HCL is not limited to LEDs and electric light bulbs, however, natural light has proven in study after study to be the best kind of illumination for health and productivity. Office workers who sit near windows receive 173% more white light exposure during work hours, which leads to an average of 46 minutes more sleep per night than employees who do not have the natural light exposure in the workplace. Workers without windows reported poorer scores than their counterparts on quality of life measures related to physical problems and vitality, as well as poorer outcomes on measures of overall sleep quality.

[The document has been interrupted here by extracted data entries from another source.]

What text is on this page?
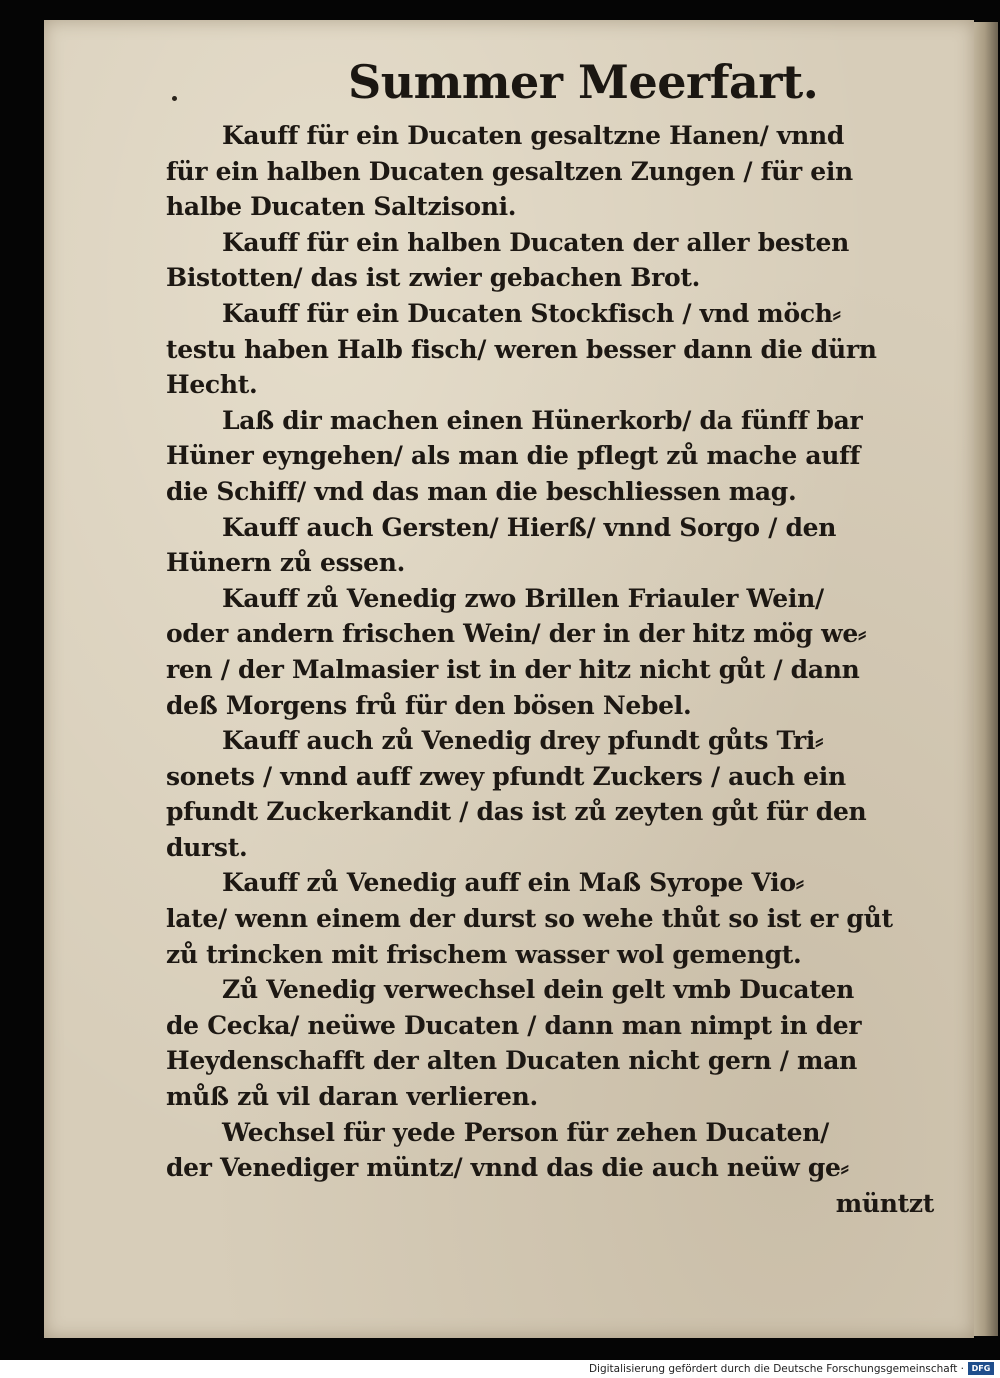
Summer Meerfart.
Kauff für ein Ducaten gesaltzne Hanen/ vnnd
für ein halben Ducaten gesaltzen Zungen / für ein
halbe Ducaten Saltzisoni.
Kauff für ein halben Ducaten der aller besten
Bistotten/ das ist zwier gebachen Brot.
Kauff für ein Ducaten Stockfisch / vnd möch⸗
testu haben Halb fisch/ weren besser dann die dürn
Hecht.
Laß dir machen einen Hünerkorb/ da fünff bar
Hüner eyngehen/ als man die pflegt zů mache auff
die Schiff/ vnd das man die beschliessen mag.
Kauff auch Gersten/ Hierß/ vnnd Sorgo / den
Hünern zů essen.
Kauff zů Venedig zwo Brillen Friauler Wein/
oder andern frischen Wein/ der in der hitz mög we⸗
ren / der Malmasier ist in der hitz nicht gůt / dann
deß Morgens frů für den bösen Nebel.
Kauff auch zů Venedig drey pfundt gůts Tri⸗
sonets / vnnd auff zwey pfundt Zuckers / auch ein
pfundt Zuckerkandit / das ist zů zeyten gůt für den
durst.
Kauff zů Venedig auff ein Maß Syrope Vio⸗
late/ wenn einem der durst so wehe thůt so ist er gůt
zů trincken mit frischem wasser wol gemengt.
Zů Venedig verwechsel dein gelt vmb Ducaten
de Cecka/ neüwe Ducaten / dann man nimpt in der
Heydenschafft der alten Ducaten nicht gern / man
můß zů vil daran verlieren.
Wechsel für yede Person für zehen Ducaten/
der Venediger müntz/ vnnd das die auch neüw ge⸗
müntzt
Digitalisierung gefördert durch die Deutsche Forschungsgemeinschaft · DFG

In a 2017 Memoori workplace survey, natural light emeged as the best type of illumination for the office. “It is perhaps unsurprising that abundant natural light had the biggest contrast, with more than six times as many respondents believing natural light aided concentration than those who didn’t. Conditioned by evolution to respond to the tones and rhythms of sunlight, natural light is the ideal form of light to benefit employee concentration and therefore productivity,” explains the accompanying report: The Future Workplace: Smart Office Design in the IoT Era.
The current revolution in lighting is not about simple illumination, nor efficiency or even LEDs. The new world of lighting is about people. Before new lighting systems are installed, businesses should focus on increasing the levels of natural light in the workplace using windows or better office layout.
When natural light is not possible, LEDs offer the perfect alternative. Efficiency is, of course, a benefit through cost-saving and environmental responsibility. However, by better supporting the worker, enterprises can bring about so much more value through worker health, focus, collaboration, and ultimately productivity. That’s why the future of lighting is human-centric.